Чашка с водой выпала из рук Валериана.
* * *
Скальный шпиль возвышался над Валерианом как рог какого-нибудь огромного ископаемого нарвала. Его поверхность была вся в ямах и отполирована бесчисленными столетиями. Юноша провел рукой по скале, ощущая покалывающее тепло рифленой поверхности породы, которое резко контрастировало с холодом окружающей среды.
Отвесные утесы уходили вверх, изгибаясь в скальные своды. Как подозревал Валериан, естественный каньон когда-то перекрывали ребристые балки из камня, которые теперь лежали беспорядочными обломками у его ног.
Холодные, песчаные ветры, с воем проносящиеся через каньон, оплакивали падение столь могущественного строения. Валериан попытался представить, насколько масштабной здесь произошла катастрофа, чтобы разрушить тут все. Небо слегка колыхалось, и сквозь тонкую атмосферу просвечивали пульсирующие далекие звезды, свету которых насчитывались тысячи лет.

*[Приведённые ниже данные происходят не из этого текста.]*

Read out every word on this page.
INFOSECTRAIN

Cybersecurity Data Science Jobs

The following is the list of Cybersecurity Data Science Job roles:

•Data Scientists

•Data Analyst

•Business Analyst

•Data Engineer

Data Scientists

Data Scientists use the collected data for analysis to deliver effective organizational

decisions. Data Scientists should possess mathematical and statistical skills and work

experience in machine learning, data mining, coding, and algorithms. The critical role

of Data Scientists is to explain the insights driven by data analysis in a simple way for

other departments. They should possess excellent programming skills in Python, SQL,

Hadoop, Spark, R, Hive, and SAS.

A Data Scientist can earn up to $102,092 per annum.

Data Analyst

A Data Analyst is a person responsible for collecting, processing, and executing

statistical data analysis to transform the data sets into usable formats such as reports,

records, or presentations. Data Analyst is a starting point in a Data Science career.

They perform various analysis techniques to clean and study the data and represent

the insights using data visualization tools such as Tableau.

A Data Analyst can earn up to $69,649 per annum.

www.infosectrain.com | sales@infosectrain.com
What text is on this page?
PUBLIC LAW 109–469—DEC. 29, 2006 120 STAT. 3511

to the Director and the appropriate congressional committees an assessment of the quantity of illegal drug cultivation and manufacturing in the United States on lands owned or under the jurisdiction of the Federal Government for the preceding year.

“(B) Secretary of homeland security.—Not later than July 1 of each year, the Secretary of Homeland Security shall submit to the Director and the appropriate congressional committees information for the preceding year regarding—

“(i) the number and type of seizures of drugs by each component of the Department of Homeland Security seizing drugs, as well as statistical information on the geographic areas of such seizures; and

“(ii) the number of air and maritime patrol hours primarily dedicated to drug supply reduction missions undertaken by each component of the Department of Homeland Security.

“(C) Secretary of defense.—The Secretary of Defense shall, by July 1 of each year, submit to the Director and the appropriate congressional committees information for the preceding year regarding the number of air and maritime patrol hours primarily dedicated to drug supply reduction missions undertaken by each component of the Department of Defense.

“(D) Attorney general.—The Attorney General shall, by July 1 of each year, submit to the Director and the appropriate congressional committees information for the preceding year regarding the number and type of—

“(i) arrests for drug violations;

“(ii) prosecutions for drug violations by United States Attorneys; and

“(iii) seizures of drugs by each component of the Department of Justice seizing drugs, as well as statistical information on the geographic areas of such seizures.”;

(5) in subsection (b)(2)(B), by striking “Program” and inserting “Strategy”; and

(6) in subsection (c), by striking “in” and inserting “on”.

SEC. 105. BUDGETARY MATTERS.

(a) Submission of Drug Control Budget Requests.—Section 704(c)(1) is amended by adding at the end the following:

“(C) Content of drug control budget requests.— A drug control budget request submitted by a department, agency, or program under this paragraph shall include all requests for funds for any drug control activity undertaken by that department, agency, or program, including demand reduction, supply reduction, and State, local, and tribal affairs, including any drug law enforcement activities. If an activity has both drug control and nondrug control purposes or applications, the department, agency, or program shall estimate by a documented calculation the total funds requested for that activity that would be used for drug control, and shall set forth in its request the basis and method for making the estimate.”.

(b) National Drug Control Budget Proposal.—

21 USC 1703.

Валериан как можно плотней запахнул толстую куртку, и отрегулировал защитные очки, перед тем как приступить к спуску по склону из осыпающегося щебня, ведущему к колоссальному входу в пещеру. Юноша уже бывал в этой пещере, и теперь, замерев среди ее мерцающих стен – сочетания природы и высоких технологий, снова ощутил глубокое чувство единения с прошлым.
Осознание того, что этот комплекс создали давным-давно неведомые мастера, по неведомым людям технологиям, будоражило воображение – это же доказательство того, что жизнь в галактике существовала задолго до появления человечества. Множество загадок все еще могли храниться в недрах величественного строения, и Валериан мечтал о возможности проникнуть в суть древних этих тайн ради знаний и ради плодов, которые они принесут.
Валериан остановился, чтобы несколько минут насладиться одиночеством. Юноша непроизвольно улыбнулся, когда осознал, что за всю свою жизнь, только сейчас он по настоящему остался один Он был единственным человеческим существом на этой космической глыбе, и это ощущение опьяняло.
Новость о прибытии отца на «Орбитальный-235» выбила Валериана из колеи. Он стал угрюмым и раздражительным, из-за чего не только не мог сконцентрироваться на исследованиях, но даже заслужил упрек от матери, чего практически никогда не бывало.
Единственное место, где Валериан чувствовал себя спокойно, находилось на поверхности Луны Ван Остина. Наедине со своими мыслями и руинами неведомой расы инопланетных строителей. Что привело их сюда и что случилось с ними? Валериан не сомневался, что будь у него достаточно времени, он смог бы разгадать эти загадки.